Am 26. März 1998 erließ der Präsident der Republik Aserbaidschan Heydar Aliyev ein Dekret, wonach der 31. März – der Tag des Völkermords an den Aserbaidschanern (Aserbaidschan Azərbaycanlıların Soyqırımı Günü) – ein denkwürdiges Datum festlegte.

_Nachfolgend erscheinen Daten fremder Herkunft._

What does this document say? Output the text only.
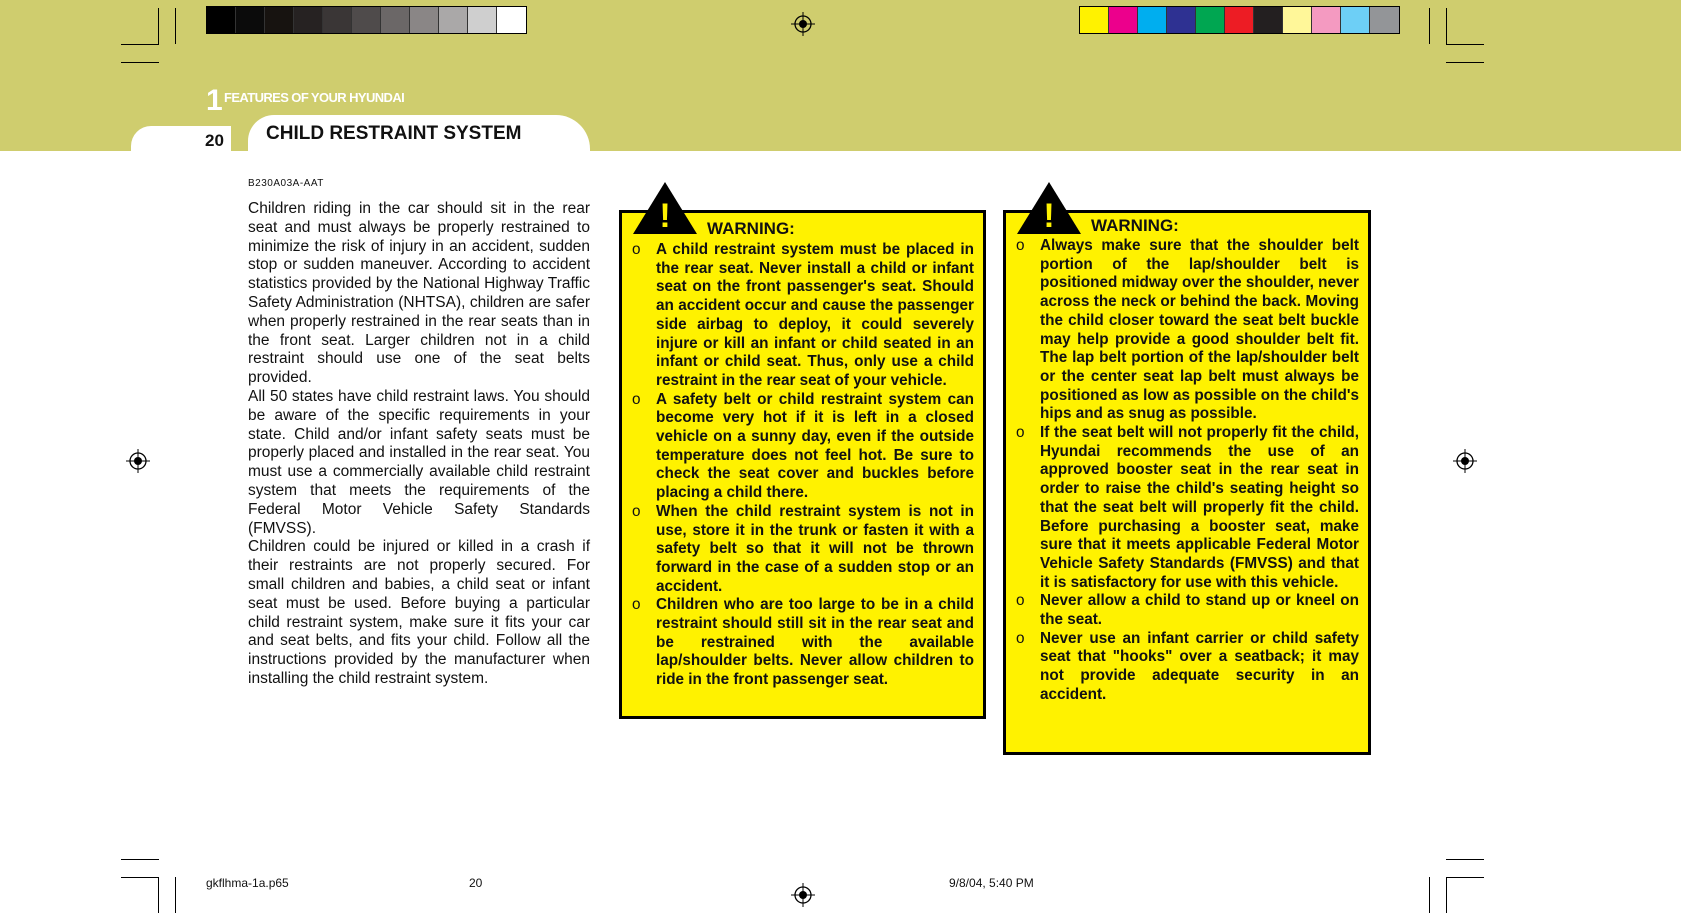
1 FEATURES OF YOUR HYUNDAI
20 CHILD RESTRAINT SYSTEM
B230A03A-AAT

Children riding in the car should sit in the rear seat and must always be properly restrained to minimize the risk of injury in an accident, sudden stop or sudden maneuver. According to accident statistics provided by the National Highway Traffic Safety Administration (NHTSA), children are safer when properly restrained in the rear seats than in the front seat. Larger children not in a child restraint should use one of the seat belts provided.

All 50 states have child restraint laws. You should be aware of the specific requirements in your state. Child and/or infant safety seats must be properly placed and installed in the rear seat. You must use a commercially available child restraint system that meets the requirements of the Federal Motor Vehicle Safety Standards (FMVSS).

Children could be injured or killed in a crash if their restraints are not properly secured. For small children and babies, a child seat or infant seat must be used. Before buying a particular child restraint system, make sure it fits your car and seat belts, and fits your child. Follow all the instructions provided by the manufacturer when installing the child restraint system.

! WARNING:
o A child restraint system must be placed in the rear seat. Never install a child or infant seat on the front passenger's seat. Should an accident occur and cause the passenger side airbag to deploy, it could severely injure or kill an infant or child seated in an infant or child seat. Thus, only use a child restraint in the rear seat of your vehicle.
o A safety belt or child restraint system can become very hot if it is left in a closed vehicle on a sunny day, even if the outside temperature does not feel hot. Be sure to check the seat cover and buckles before placing a child there.
o When the child restraint system is not in use, store it in the trunk or fasten it with a safety belt so that it will not be thrown forward in the case of a sudden stop or an accident.
o Children who are too large to be in a child restraint should still sit in the rear seat and be restrained with the available lap/shoulder belts. Never allow children to ride in the front passenger seat.
! WARNING:
o Always make sure that the shoulder belt portion of the lap/shoulder belt is positioned midway over the shoulder, never across the neck or behind the back. Moving the child closer toward the seat belt buckle may help provide a good shoulder belt fit. The lap belt portion of the lap/shoulder belt or the center seat lap belt must always be positioned as low as possible on the child's hips and as snug as possible.
o If the seat belt will not properly fit the child, Hyundai recommends the use of an approved booster seat in the rear seat in order to raise the child's seating height so that the seat belt will properly fit the child. Before purchasing a booster seat, make sure that it meets applicable Federal Motor Vehicle Safety Standards (FMVSS) and that it is satisfactory for use with this vehicle.
o Never allow a child to stand up or kneel on the seat.
o Never use an infant carrier or child safety seat that "hooks" over a seatback; it may not provide adequate security in an accident.
gkflhma-1a.p65	20	9/8/04, 5:40 PM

Die Ereignisse, denen das heutige Datum gewidmet ist, fanden im März 1918 in Baku und der Provinz Baku statt. Dann, während der Errichtung der Sowjetmacht in der Republik, kam es zu massenhaften interethnischen Zusammenstößen, die Tausende von Opfern forderten, hauptsächlich unter einheimischen Muslimen. In der modernen Geschichte Aserbaidschans werden diese Ereignisse als Völkermord am aserbaidschanischen Volk durch die Armenier mit Unterstützung der Bolschewiki angesehen.

Heute finden in Aserbaidschan und in vielen Ländern der Welt Veranstaltungen statt, die dem Gedenktag der Opfer der Massaker an Aserbaidschanern in Baku, Shamakhi und anderen Städten gewidmet sind, die im März 1918 stattfanden.